Most recently we decided the case of United States v. Chestnut, 2 M.J. 84 (C.M. A.1976). There the prosecutrix of a rape charge had not refused appearance at a pretrial hearing but was. determined unavailable by the trial judge’s adoption of the investigating officer’s mere assumption of unavailability. Failure to grant a motion for continuance to depose the witness6 required reversal by this Court. Our perception of the trial judge’s denial in that case was that it manifested an arbitrary decision of unavailability antithetical to his judicial function. Our footnote four in that case was bottomed on the antecedent decisions of this Court which we have discussed and which support the proposition that in the face of timely and proper objection to deprivation of substantial pretrial rights this Court simply will not test for prejudice.
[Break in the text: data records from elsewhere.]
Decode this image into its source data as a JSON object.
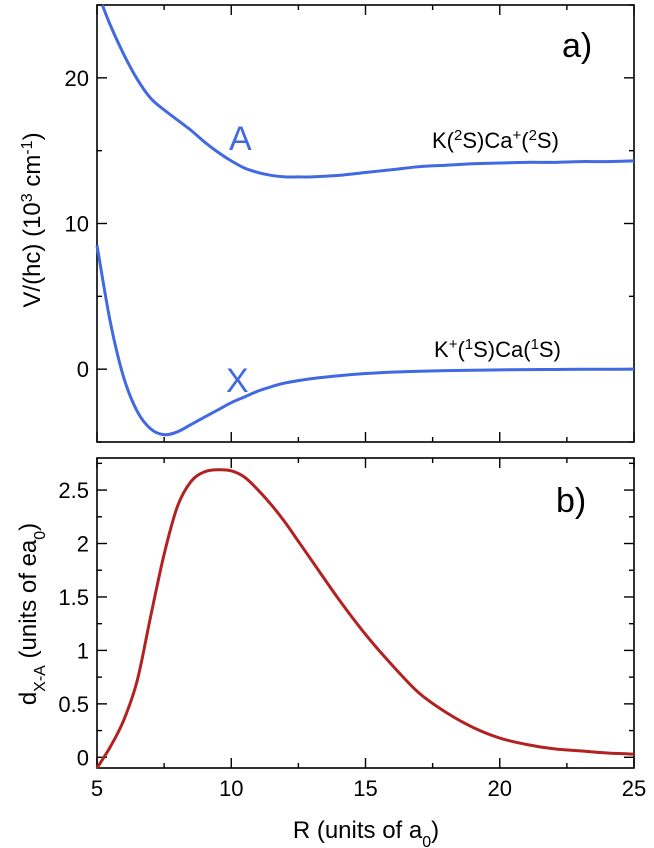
{
  "chart_data": [
    {
      "type": "line",
      "panel_label": "a)",
      "ylabel": "V/(hc) (10³ cm⁻¹)",
      "xlim": [
        5,
        25
      ],
      "ylim": [
        -5,
        25
      ],
      "yticks": [
        0,
        10,
        20
      ],
      "color": "#4169e1",
      "series": [
        {
          "label": "A",
          "asymptote": "K(²S)Ca⁺(²S)",
          "x": [
            5.2,
            5.5,
            6,
            6.5,
            7,
            7.5,
            8,
            8.5,
            9,
            9.5,
            10,
            10.5,
            11,
            11.5,
            12,
            12.5,
            13,
            14,
            15,
            16,
            17,
            18,
            19,
            20,
            21,
            22,
            23,
            24,
            25
          ],
          "y": [
            25,
            23.6,
            21.6,
            19.9,
            18.6,
            17.8,
            17.1,
            16.4,
            15.6,
            14.9,
            14.3,
            13.8,
            13.5,
            13.3,
            13.2,
            13.2,
            13.2,
            13.3,
            13.5,
            13.7,
            13.9,
            14.0,
            14.1,
            14.15,
            14.2,
            14.2,
            14.25,
            14.25,
            14.3
          ]
        },
        {
          "label": "X",
          "asymptote": "K⁺(¹S)Ca(¹S)",
          "x": [
            5,
            5.5,
            6,
            6.5,
            7,
            7.5,
            8,
            8.5,
            9,
            9.5,
            10,
            10.5,
            11,
            11.5,
            12,
            13,
            14,
            15,
            16,
            17,
            18,
            19,
            20,
            21,
            22,
            23,
            24,
            25
          ],
          "y": [
            8.5,
            3.2,
            -0.6,
            -2.9,
            -4.1,
            -4.5,
            -4.3,
            -3.8,
            -3.3,
            -2.8,
            -2.3,
            -1.9,
            -1.5,
            -1.2,
            -0.95,
            -0.65,
            -0.45,
            -0.3,
            -0.2,
            -0.14,
            -0.1,
            -0.07,
            -0.05,
            -0.03,
            -0.02,
            -0.01,
            -0.005,
            0
          ]
        }
      ]
    },
    {
      "type": "line",
      "panel_label": "b)",
      "ylabel": "d X-A (units of ea 0)",
      "ylabel_parts": [
        "d",
        "X-A",
        " (units of ea",
        "0",
        ")"
      ],
      "xlabel": "R (units of a 0)",
      "xlabel_parts": [
        "R (units of a",
        "0",
        ")"
      ],
      "xlim": [
        5,
        25
      ],
      "ylim": [
        -0.1,
        2.8
      ],
      "xticks": [
        5,
        10,
        15,
        20,
        25
      ],
      "yticks": [
        0,
        0.5,
        1,
        1.5,
        2,
        2.5
      ],
      "yticklabels": [
        "0",
        "0.5",
        "1",
        "1.5",
        "2",
        "2.5"
      ],
      "color": "#b22222",
      "series": [
        {
          "x": [
            5,
            5.5,
            6,
            6.5,
            7,
            7.5,
            8,
            8.5,
            9,
            9.5,
            10,
            10.5,
            11,
            11.5,
            12,
            12.5,
            13,
            14,
            15,
            16,
            17,
            18,
            19,
            20,
            21,
            22,
            23,
            24,
            25
          ],
          "y": [
            -0.1,
            0.1,
            0.35,
            0.72,
            1.32,
            1.9,
            2.35,
            2.58,
            2.67,
            2.69,
            2.68,
            2.62,
            2.5,
            2.36,
            2.2,
            2.02,
            1.84,
            1.48,
            1.15,
            0.86,
            0.6,
            0.42,
            0.28,
            0.18,
            0.12,
            0.08,
            0.06,
            0.04,
            0.03
          ]
        }
      ]
    }
  ]
}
Turning to the instant case, we see no evidence of a proper defense motion for deposing the absent civilian witnesses. It cannot be doubted that their absence deprived the accused of a substantial pretrial right.7 However, we perceive that the *146Mickel rule, as clarified by succeeding cases, mandates that where a defense counsel fails to timely urge8 appellant’s substantial pretrial right — in this instance, the opportunity to depose in lieu of sworn personal cross-examination — -with no adverse effect at trial,9 then, “. . . there is no good reason in law or logic to set aside his conviction.” Mickel, supra at 327, 26 C.M.R. at 107.

The decision of the United States Navy Court of Military Review is affirmed.

Judge PERRY concurs.

. Article 32, Uniform Code of Military Justice, 10 U.S.C. § 832.

. At trial by general court-martial, Chuculate was found guilty of two specifications of unau*144thorized absence in violation of Article 86, UCMJ, 10 U.S.C. § 886, and of indecent assault, in violation of Article 134, UCMJ, 10 U.S.C. § 934. His sentence, approved by the convening authority and affirmed by the U. S. Navy Court of Military Review, included a bad-conduct discharge, confinement at hard labor for 6 months, forfeiture of $300.00 pay per month for 6 months and reduction to pay grade E-1.

. While some ambiguity exists in the record regarding the disinclination of these two women to attend the Article 32 sessions, the Court ' of Military Review, in its role of fact finder, found that these individuals had refused.

. No military command compulsion was available to encourage these reluctant civilians to appear at the investigatory hearing.

. See Manual for Courts-Martial, United States, 1969 (Revised edition), paragraph 33e.

. She was then actually present for trial purposes.

. We acknowledge that the statutory standard of confrontation for Article 32 investigations is different from the constitutional standard applicable to criminal trials. Under different facts it may be that absence of the prosecutrix, whose identification of the assailant and personal veracity are quintessential, may invalidate the proceeding. Here the unusual nature of the identification of the accused, as put forth in the sworn statements in the Article 32 investigation, constitute sufficient pretrial identification of the accused. Mrs. Hill identified appel*146lant to Mrs. Abies as they were entering to report the incident. Mrs. Abies earlier had seen appellant in the gymnasium. She learned his identity from the gymnasium NCO who identified him as Chuculate, a brig parolee registrant.

. Unlike defense counsel in Chestnut, this counsel seemed unaware of his right to preserve his Article 32 rights to cross-examination by means other than live appearance.

. Prior to trial in this case the defense counsel had extensive interviews with both of the witnesses in question here and as a consequence was given sufficient discovery of their knowledge.